Хьюберт остановил машину. Они смотрели на тихую безлюдную реку, у которой так привольно живётся весёлым птицам. Брызги меркнущего света, пробиваясь сквозь ветви ив, падали на южный берег. Темза кажется здесь самой мирной, самой покорной прихотям человека рекой на свете и в то же время, спокойно, но безостановочно струясь по светлым полям мимо деревьев, склонившихся к её невозмутимо чистым водам, живёт своей жизнью, обособленной и прекрасной.
– Три тысячи лет назад, – внезапно сказал Хьюберт, – эта древняя река текла по непроходимой чаще и была таким же хаотическим потоком, какие я видел в джунглях.
Он повёл машину дальше. Теперь солнце светило им в спину, и казалось, что они въезжают в какой-то неестественный, нарочно нарисованный для них простор.
Так они ехали до тех пор, пока в небе не угас пожар заката и одинокие вечерние птицы не взмыли над потемневшими сжатыми полями.

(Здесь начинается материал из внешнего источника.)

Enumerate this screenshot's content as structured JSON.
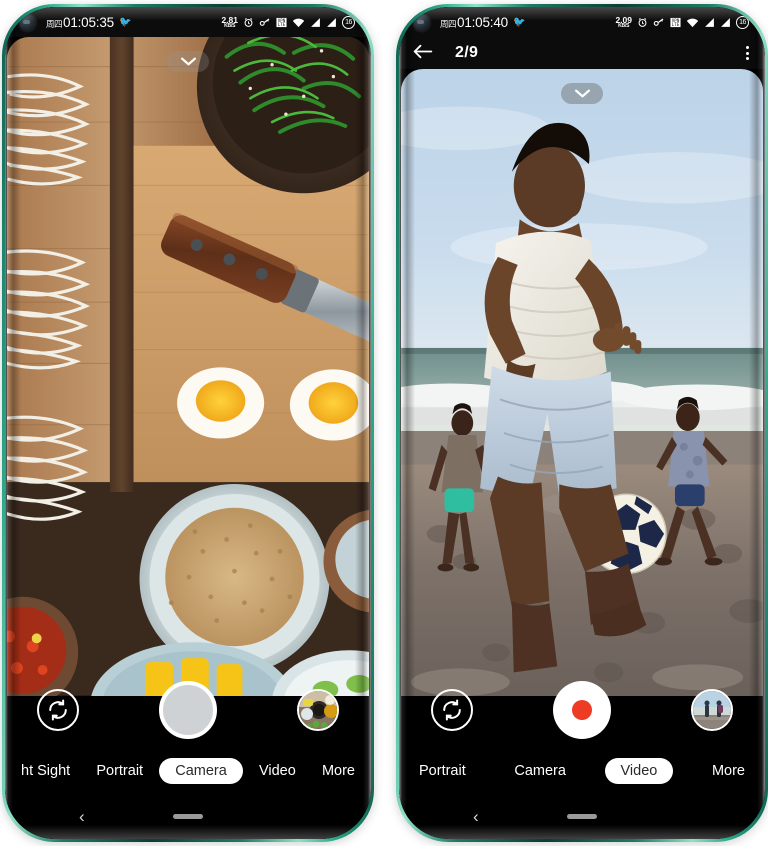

У ворот Кондафорда Динни вылезла и, напевая сквозь зубы: "Она была пастушкой, ах, какой прекрасной!" – посмотрела брату в лицо. Но он возился с машиной и не уловил связи между словами и взглядом.
XII
Характер человека, относящегося к молчаливой разновидности молодых англичан, трудно поддаётся определению. Если же человек относится к их разговорчивой разновидности, сделать это довольно просто. Его манеры и привычки бросаются в глаза, хотя отнюдь не показательны для национального типа. Шумный, склонный все критиковать и все высмеивать, знающий все на свете и признающий только себе подобных, он напоминает ту радужную плёнку на поверхности болота, под которой залегает торф. Он неизменно блистает умением говорить и ничего не сказать; те же, чья жизнь посвящена практическому применению заложенной в них энергии, не становятся менее энергичными оттого, что их никто не слышит. Непрестанно декларируемые чувства перестают быть чувствами, а чувствам, которые никогда не заявляют о себе, молчаливость придаёт особую глубину. Хьюберт не казался энергичным, но не был и флегматичным. У него отсутствовали даже внешние приметы молчаливой разновидности англичанина. Воспитанный, восприимчивый и неглупый, он судил о людях и событиях трезво и с такой меткостью, которая поразила бы его разговорчивых соотечественников, если бы он не так упорно избегал высказывать свои суждения вслух. К тому же до последнего времени у него не было для этого ни досуга, ни удобного случая. Однако, встретив его в курительной, или за обеденным столом, или в любом другом месте, где можно блеснуть красноречием, вы сразу же догадывались, что ни досуг, ни удобный случай не сделают его разговорчивым. Он рано ушёл на войну, стал профессиональным военным и не испытал воздействия университета и Лондона, которое так расширяет горизонт. Восемь лет в Месопотамии, Египте, Индии, год болезни и экспедиция Халлорсена придали ему замкнутый, насторожённый и несколько желчный вид. Он был наделён темпераментом, который снедает человека, если тот обречён на праздность. Он ещё кое-как выносил её, когда мог разъезжать верхом и бродить с ружьём и собакой, но без этих вспомогательных, отвлекающих средств просто погибал.